KJV Spikenard and saffron; calamus and cinnamon, with all trees of frankincense; myrrh and aloes, with all the chief spices:
Notes & Key Terms
1 term
Key Terms
קִנָּמוֹןqinnamon
"cinnamon"—cinnamon; the aromatic bark of the Cinnamomum tree, imported from the East
Cinnamon was one of the four ingredients of the holy anointing oil (Exodus 30:23). Its presence in the bride's garden places her body in the same aromatic category as the sacred oil used to consecrate priests, kings, and the tabernacle furniture.
Translator Notes
The overlap between this spice list and the ingredients of the sacred anointing oil (Exodus 30:23–25) and the holy incense (Exodus 30:34–38) is too precise to be coincidental. The poet places the bride's garden in the same aromatic world as the tabernacle — a space where God's presence dwells.
Ahalot ('aloes') refers to eaglewood (Aquilaria), not the aloe vera plant. Eaglewood was imported from Southeast Asia and was among the most costly aromatics of antiquity. Its inclusion signals extreme luxury.
A fountain for gardens,
a well of living water,
and flowing streams from Lebanon.
KJV A fountain of gardens, a well of living waters, and streams from Lebanon.
Notes & Key Terms
1 term
Key Terms
מַיִם חַיִּיםmayim chayyim
"living water"—living water, flowing water, fresh spring water; water that moves and gives life, as opposed to stagnant or cistern water
Mayim chayyim is water that flows from a source — it is alive because it moves. The phrase becomes a major theological metaphor: God as the source of living water (Jeremiah 2:13), eschatological rivers of living water (Zechariah 14:8), and Jesus's promise of living water (John 4:10). The bride embodies this life-giving flow.
Translator Notes
Mayim chayyim ('living water') is theologically charged language. In Jeremiah 2:13 and 17:13, God is the source of living water. In Zechariah 14:8, living water flows from Jerusalem in the messianic age. John 4:10–14 draws directly on this tradition. The bride as a well of living water is one of the Song's most audacious metaphors.

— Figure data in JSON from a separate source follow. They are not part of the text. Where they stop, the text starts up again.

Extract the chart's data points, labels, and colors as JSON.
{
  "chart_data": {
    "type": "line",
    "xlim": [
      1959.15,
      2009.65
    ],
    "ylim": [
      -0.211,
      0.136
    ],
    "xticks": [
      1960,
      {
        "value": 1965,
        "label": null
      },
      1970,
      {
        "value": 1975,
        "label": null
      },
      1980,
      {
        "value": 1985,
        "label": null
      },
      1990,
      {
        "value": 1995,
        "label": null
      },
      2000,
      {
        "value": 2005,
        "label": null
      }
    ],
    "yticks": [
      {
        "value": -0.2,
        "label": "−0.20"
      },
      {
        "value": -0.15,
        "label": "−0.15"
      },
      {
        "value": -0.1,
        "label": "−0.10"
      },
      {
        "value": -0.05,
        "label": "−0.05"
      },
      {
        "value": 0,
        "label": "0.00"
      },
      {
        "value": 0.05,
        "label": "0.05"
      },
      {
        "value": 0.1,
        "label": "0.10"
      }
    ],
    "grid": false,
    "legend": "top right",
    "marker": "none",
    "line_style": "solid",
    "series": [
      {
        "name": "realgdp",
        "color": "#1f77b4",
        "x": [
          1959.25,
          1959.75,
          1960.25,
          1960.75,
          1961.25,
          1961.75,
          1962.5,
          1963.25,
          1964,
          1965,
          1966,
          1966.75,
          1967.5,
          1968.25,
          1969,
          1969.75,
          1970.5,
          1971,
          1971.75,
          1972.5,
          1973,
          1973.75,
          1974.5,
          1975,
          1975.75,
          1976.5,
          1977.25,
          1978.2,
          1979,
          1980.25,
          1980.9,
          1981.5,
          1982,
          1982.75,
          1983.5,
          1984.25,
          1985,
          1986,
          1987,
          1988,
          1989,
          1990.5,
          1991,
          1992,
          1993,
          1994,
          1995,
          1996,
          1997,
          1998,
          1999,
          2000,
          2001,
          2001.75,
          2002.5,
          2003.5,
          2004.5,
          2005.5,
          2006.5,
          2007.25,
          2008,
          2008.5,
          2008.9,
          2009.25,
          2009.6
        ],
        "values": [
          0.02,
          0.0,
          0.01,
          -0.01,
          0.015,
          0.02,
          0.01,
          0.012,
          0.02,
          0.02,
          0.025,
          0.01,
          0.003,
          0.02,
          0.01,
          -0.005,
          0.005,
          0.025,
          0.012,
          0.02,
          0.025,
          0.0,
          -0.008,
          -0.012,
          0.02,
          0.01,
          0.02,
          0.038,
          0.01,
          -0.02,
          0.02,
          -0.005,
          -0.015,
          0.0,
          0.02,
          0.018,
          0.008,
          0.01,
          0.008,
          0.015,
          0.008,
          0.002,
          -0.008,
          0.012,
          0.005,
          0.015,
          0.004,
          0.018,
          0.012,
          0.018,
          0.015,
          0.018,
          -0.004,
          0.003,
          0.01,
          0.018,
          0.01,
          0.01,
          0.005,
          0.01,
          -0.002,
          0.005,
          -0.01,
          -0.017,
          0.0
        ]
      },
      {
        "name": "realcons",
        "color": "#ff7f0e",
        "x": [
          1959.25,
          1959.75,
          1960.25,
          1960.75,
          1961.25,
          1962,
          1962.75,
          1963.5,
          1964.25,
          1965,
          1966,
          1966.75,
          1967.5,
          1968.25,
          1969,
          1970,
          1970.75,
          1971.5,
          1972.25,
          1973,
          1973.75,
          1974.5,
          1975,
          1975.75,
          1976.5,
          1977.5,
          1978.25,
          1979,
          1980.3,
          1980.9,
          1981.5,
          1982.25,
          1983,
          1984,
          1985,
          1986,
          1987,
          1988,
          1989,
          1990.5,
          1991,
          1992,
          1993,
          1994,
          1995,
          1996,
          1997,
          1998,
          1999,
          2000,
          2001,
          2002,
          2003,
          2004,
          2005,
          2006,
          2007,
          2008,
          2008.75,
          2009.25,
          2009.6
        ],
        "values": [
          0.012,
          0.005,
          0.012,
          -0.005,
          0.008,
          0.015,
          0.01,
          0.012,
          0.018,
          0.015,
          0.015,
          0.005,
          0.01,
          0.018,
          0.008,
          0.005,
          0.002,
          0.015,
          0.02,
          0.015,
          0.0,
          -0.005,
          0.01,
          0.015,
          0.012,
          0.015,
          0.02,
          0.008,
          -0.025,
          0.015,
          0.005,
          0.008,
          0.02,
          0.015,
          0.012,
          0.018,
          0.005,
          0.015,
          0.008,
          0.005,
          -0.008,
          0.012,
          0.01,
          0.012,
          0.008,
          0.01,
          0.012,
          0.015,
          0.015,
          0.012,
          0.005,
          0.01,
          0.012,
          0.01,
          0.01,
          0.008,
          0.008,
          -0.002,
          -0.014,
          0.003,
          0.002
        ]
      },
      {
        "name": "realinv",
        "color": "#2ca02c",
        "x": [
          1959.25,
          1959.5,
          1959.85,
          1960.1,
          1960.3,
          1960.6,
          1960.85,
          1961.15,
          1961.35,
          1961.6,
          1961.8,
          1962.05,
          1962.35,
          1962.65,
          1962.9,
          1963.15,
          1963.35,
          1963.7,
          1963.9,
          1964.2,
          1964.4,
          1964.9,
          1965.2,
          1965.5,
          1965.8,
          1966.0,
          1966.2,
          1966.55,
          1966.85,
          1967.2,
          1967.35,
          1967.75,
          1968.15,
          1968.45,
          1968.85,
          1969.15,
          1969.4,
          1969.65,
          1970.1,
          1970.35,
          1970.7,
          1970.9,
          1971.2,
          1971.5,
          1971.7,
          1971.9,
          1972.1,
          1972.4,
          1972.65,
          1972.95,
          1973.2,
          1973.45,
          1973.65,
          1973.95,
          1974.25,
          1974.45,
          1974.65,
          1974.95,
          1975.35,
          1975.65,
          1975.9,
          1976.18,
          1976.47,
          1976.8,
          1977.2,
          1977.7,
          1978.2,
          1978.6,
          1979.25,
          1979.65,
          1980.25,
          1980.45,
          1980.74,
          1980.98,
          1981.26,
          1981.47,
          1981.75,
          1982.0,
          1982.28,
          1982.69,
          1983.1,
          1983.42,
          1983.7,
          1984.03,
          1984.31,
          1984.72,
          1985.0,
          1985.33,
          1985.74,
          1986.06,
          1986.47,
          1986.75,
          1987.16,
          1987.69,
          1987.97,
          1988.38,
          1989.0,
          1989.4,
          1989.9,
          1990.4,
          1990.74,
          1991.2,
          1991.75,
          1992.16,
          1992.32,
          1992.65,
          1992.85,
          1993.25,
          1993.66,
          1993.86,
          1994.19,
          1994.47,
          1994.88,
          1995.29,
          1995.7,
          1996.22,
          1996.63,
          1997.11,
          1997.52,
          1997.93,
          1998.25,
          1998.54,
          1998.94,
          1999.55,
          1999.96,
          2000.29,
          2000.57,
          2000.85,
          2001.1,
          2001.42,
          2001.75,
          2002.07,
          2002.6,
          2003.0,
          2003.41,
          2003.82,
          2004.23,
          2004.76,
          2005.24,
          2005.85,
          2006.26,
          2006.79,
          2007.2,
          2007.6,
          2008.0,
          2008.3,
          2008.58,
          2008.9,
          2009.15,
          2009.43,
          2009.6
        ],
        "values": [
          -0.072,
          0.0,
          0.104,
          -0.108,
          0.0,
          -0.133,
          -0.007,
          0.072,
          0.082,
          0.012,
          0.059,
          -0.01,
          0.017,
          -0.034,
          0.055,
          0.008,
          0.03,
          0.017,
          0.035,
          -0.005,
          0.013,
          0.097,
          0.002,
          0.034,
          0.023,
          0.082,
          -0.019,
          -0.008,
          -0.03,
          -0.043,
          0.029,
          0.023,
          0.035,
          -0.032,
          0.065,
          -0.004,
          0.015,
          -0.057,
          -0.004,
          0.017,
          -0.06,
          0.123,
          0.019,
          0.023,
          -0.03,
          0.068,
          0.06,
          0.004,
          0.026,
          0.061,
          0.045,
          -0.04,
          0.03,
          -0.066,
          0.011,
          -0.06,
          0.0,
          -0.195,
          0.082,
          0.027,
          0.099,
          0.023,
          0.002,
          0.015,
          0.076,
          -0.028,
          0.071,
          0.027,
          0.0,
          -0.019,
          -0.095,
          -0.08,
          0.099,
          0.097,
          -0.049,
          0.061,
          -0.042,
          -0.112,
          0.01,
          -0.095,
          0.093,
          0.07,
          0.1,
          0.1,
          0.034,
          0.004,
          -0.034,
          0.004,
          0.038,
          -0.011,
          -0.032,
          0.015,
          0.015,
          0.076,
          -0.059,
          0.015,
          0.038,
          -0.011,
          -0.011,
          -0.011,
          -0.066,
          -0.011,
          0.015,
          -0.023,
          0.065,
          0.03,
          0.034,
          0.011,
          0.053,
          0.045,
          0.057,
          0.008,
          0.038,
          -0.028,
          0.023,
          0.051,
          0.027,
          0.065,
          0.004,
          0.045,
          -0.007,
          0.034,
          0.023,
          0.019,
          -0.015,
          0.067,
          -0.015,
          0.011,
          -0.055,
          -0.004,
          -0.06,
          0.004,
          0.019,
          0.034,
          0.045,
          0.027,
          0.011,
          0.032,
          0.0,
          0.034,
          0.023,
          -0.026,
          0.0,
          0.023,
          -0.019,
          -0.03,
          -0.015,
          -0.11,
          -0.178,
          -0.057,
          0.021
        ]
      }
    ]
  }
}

The progression from sealed spring (v. 12) to overflowing source (v. 15) mirrors the movement of the entire chapter: from controlled exclusivity to abundant generosity. The garden was locked, but its contents are inexhaustible.
Awake, north wind, and come, south wind!
Blow upon my garden
so its fragrances may flow out.
Let my beloved come into his garden
and eat its choicest fruits.
KJV Awake, O north wind; and come, thou south; blow upon my garden, that the spices thereof may flow out. Let my beloved come into his garden, and eat his pleasant fruits.
Notes & Key Terms
Translator Notes
The shift from 'my garden' (ganni) to 'his garden' (ganno) is the verse's theological center. She retains ownership — it is she who invites — but in the act of love, what is hers becomes his. This is gift, not seizure. The garden metaphor makes consent visible: she unlocks, she summons the wind, she issues the invitation.
The command hafichi ganni ('blow upon my garden') uses the same root (p-w-ch, 'to breathe, to blow') as the 'breathing' day of verse 6. Wind, breath, and spirit share the same Hebrew word (ruach), connecting the physical act of wind-blowing to the animating breath of desire.